Lessons for Compliance Professionals
For compliance professionals, this episode provides multiple take-aways. The failures at Wells Fargo demonstrate the risks of automation in compliance, the importance of technical expertise, and the risk of decision-making without putting the consumer and ultimately the reputation of the enterprise first.
Banking compliance is often complex, especially for institutions with thousands of loans and customers. Software systems can provide a useful solution in managing a bank’s day-to-day operations. Further, consumer’s desire for online and mobile banking services provides additional incentive to automate decision-making. An individual can easily apply for a mortgage, credit card, or in this case a loan modification online or through a smart phone app. The bank can create a system to analyze the borrower and determine whether or not to approve the loan within seconds. Doing so provides an efficient solution to a complex workload. However, in creating software, banks need to be sure the assumptions and overall framework utilized by the bank are correct. Further, an effective auditing system must be implemented to continually analyze whether the system is working correctly. As this case demonstrates, using incorrect assumptions or constraints can result in catastrophic consequences to a borrower.
The case of Wells Fargo also demonstrates the importance of technical expertise, both in information technology and financial regulation.
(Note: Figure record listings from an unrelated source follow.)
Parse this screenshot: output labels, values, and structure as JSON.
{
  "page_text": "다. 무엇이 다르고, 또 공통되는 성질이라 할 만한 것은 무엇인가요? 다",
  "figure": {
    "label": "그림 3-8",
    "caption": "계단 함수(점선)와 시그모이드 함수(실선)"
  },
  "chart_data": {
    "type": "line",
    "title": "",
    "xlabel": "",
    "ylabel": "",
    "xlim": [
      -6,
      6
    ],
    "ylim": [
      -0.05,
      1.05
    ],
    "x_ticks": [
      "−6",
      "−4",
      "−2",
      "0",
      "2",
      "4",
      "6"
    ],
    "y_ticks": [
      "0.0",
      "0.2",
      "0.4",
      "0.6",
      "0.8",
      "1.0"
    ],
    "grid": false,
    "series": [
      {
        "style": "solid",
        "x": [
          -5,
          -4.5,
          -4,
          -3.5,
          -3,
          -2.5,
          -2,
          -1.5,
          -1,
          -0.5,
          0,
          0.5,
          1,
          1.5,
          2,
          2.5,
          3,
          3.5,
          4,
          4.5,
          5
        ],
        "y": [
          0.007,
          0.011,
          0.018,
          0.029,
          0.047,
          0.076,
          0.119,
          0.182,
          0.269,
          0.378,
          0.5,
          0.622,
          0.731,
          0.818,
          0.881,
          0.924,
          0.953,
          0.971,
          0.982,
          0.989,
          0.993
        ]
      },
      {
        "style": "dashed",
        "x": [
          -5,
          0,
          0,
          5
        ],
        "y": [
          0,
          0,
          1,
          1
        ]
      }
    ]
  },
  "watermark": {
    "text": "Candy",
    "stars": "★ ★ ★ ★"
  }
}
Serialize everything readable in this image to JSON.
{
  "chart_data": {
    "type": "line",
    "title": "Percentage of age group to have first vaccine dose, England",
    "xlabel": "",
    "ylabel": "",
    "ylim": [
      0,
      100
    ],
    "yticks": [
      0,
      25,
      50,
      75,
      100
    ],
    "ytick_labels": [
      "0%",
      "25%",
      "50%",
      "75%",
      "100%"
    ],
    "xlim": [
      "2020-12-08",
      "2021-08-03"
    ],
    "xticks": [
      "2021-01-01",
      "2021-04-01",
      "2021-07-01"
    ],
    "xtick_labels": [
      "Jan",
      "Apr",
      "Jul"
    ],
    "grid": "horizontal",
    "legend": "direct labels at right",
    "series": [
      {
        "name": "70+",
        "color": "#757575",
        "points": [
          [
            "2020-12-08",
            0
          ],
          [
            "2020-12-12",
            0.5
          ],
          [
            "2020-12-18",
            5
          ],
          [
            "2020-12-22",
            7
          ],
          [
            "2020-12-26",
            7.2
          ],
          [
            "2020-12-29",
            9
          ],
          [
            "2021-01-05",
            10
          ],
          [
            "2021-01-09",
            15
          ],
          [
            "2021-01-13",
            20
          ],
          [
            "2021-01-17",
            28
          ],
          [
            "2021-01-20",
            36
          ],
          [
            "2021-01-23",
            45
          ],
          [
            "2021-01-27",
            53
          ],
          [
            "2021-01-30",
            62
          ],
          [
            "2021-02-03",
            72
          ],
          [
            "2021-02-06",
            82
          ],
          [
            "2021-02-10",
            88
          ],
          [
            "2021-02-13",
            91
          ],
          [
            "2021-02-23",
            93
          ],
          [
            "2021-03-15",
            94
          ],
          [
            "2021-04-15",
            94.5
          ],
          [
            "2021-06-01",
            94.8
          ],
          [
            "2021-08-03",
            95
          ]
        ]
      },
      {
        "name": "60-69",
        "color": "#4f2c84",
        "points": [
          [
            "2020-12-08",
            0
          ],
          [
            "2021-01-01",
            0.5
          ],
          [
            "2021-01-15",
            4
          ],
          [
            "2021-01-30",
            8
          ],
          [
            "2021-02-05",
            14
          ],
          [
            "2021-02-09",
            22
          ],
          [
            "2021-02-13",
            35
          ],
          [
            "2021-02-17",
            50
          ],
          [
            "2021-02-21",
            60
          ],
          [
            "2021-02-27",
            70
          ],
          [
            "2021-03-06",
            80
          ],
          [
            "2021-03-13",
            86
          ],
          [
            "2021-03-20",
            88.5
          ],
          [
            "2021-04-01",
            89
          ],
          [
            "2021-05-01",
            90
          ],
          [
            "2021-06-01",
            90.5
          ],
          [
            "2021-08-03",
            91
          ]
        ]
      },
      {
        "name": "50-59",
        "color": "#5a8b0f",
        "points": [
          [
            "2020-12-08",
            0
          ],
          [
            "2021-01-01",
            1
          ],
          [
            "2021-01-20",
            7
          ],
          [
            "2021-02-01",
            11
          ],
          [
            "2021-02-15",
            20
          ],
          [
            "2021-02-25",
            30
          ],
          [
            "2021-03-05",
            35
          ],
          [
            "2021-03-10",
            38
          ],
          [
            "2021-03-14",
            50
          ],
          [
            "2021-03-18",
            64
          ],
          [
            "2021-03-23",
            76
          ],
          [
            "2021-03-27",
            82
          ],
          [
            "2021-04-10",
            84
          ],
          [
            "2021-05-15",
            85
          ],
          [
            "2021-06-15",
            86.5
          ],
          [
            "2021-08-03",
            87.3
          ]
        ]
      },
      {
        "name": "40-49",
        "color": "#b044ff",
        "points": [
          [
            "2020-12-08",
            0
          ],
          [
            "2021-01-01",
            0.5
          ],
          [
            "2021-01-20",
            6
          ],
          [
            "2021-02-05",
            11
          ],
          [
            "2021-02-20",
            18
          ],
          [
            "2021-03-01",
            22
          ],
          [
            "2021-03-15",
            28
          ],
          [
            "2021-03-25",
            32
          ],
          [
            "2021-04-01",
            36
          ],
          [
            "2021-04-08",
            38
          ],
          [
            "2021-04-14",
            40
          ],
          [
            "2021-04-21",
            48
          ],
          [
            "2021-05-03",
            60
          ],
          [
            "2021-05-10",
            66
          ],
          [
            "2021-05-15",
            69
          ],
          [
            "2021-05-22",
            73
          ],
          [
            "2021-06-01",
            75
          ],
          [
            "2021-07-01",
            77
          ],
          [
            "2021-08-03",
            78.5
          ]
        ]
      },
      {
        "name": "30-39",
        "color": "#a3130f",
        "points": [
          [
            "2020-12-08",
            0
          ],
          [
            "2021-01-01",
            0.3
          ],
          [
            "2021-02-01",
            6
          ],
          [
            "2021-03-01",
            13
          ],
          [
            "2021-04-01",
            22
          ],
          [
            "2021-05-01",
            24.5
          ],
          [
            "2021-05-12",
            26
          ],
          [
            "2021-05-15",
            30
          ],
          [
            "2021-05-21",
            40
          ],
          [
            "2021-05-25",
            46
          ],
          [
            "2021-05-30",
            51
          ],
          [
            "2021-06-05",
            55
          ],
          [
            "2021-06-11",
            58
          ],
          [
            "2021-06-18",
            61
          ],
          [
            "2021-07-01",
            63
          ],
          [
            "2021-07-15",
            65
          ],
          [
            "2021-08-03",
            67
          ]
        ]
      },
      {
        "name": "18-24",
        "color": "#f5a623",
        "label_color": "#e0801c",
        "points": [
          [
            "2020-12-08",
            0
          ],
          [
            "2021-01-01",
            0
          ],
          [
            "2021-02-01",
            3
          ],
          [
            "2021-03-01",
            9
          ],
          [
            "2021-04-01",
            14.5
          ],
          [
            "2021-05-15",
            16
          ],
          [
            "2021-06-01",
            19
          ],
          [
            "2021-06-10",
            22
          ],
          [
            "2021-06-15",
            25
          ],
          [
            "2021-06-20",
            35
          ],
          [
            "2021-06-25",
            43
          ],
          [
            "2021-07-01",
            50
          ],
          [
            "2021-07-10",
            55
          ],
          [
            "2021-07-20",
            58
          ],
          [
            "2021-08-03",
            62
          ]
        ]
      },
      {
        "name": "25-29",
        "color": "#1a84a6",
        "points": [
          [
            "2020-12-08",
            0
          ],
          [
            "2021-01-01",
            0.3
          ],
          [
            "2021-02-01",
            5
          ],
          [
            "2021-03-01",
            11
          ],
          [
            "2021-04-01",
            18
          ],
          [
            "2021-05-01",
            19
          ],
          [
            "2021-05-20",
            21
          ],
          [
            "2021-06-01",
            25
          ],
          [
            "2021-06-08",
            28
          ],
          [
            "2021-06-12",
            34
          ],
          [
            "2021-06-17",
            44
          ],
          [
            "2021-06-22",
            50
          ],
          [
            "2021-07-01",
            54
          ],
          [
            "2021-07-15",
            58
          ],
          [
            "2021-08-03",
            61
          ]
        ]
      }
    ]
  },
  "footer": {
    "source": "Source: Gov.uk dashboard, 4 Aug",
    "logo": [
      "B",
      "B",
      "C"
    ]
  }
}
Wells Fargo did not notice the software error for five years. Thus, no internal audit, board oversight, or regulatory examination revealed the issue for five years. This demonstrates the need for more technical expertise in banking. As the industry becomes more technology-based, it’s paramount that institutions and regulators employ more individuals with information technology backgrounds, and better educate their existing employees on the intricacies of information technology.
Finally, this demonstrates the importance of putting the needs of the customer first. In comparison to the financial and housing crises of the past decade, this episode is a drop in the bucket. However, for the 400 families who lost their homes, their lives are changed forever. The decisioning tool developed by Wells Fargo offered efficiency, but cost the bank reputational and legal damage, and costs borrowers their homes. It’s hard to imagine George Bailey making an incorrect calculation resulting in a foreclosure. When making decisions, institutions need to think more like George Bailey and less like Mr. Potter.
Both Congress and regulators have begun looking into this episode further. Several questions hang over the investigation including the role of regulators while the error was ongoing at Wells Fargo. Specifically, whether a lack of regulatory due diligence allowed the error to continue. Additionally, what further issues arising from the immediate aftermath of the financial and housing crises could become apparent over time. Finally, with an administration determined to deregulate financial services, what consequences will institutions actually face for failures like this.